The estimate says the formula change would cost about $8.2 million. Of that, $2 million would come out of the state’s general fund; the rest would come from the federal treasury.
The projection was compiled by the Office of State Budget, a division of the S.C. Budget and Control Board.
The fiscal impact statement is dated Feb. 23. However, Budget and Control Board spokesman Mike Sponhour says he was told that the estimate was not finalized until after the Ways and Means Committee finished its work on the budget.
Stensland says Health and Human Services was not asked to produce a revenue impact assessment until Feb. 22. “We submitted it the day after we received the request,” he says.
At the time of The Nerve’s first report, HHS had provided only a projected range of what the formula change would cost – $8 million to $10 million.
Now, HHS has arrived at a more precise figure that nearly matches the Office of State Budget’s.
Health and Human Services “estimates this action will increase total annual expenditures by approximately $8,500,000,” says a public notice HHS issued as part of the department’s proposal to the feds.
Will CMS go along with it?
“I don’t know,” says Fein, the pharmaceutical industry expert in Philadelphia.
He says the federal agency often gives states latitude to set their Medicaid reimbursement rates.
But CMS has a new chief administrator, recently appointed Dr.
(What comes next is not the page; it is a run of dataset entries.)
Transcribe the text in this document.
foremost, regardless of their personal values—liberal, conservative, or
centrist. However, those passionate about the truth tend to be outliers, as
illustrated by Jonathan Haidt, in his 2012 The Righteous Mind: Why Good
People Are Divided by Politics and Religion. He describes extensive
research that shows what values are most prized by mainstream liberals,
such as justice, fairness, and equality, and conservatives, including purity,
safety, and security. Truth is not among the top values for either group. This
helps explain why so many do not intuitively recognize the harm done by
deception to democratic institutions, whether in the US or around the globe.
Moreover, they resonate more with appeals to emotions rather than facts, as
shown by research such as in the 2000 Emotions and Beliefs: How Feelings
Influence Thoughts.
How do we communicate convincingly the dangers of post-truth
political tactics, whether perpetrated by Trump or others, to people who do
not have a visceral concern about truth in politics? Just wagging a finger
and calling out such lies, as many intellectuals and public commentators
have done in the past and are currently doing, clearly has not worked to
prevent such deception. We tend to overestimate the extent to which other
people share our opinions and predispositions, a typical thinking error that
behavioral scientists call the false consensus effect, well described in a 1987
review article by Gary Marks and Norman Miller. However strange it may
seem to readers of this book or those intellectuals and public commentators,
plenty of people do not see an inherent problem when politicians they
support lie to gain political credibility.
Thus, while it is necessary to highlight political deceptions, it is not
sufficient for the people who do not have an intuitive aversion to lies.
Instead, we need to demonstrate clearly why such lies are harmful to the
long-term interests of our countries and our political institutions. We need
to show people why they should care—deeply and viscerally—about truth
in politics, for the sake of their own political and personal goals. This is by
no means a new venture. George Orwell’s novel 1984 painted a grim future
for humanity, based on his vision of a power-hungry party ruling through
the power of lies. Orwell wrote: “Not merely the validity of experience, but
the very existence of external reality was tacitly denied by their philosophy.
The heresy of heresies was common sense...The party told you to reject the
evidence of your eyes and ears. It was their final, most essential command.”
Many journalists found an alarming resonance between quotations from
Donald Berwick, who is focused on curtailing health care costs, Fein says. “This could be a test case for how CMS interacts with states on pharmacy,” he says of the proposed South Carolina formula change.
U.S. District Judge Patti Saris of Massachusetts presided over the federal class-action lawsuit concerning inflated national pricing standards for Medicaid prescriptions.
In a written order approving the settlement of the case, Saris said pharmacies “were unjustly enriched when drug prices were fraudulently inflated during the scheme, yet they have not been asked to disgorge their profits.
“None of the pharmacies protested the windfalls they received when prices were unilaterally inflated by five percent. Further, the pharmacies seem to have survived prior to the start of this fraudulent scheme, making it seem likely that they will survive after it has been undone.”
The National Association of Chain Drug Stores criticized the settlement.
The association’s president and chief executive officer, Steve Anderson, said it will “unduly and inappropriately penalize pharmacies as well as patients if pharmacies are forced to close or alter their business practices,” according to an April 2009 dispatch in Chain Drug Review, a pharmaceutical industry publication.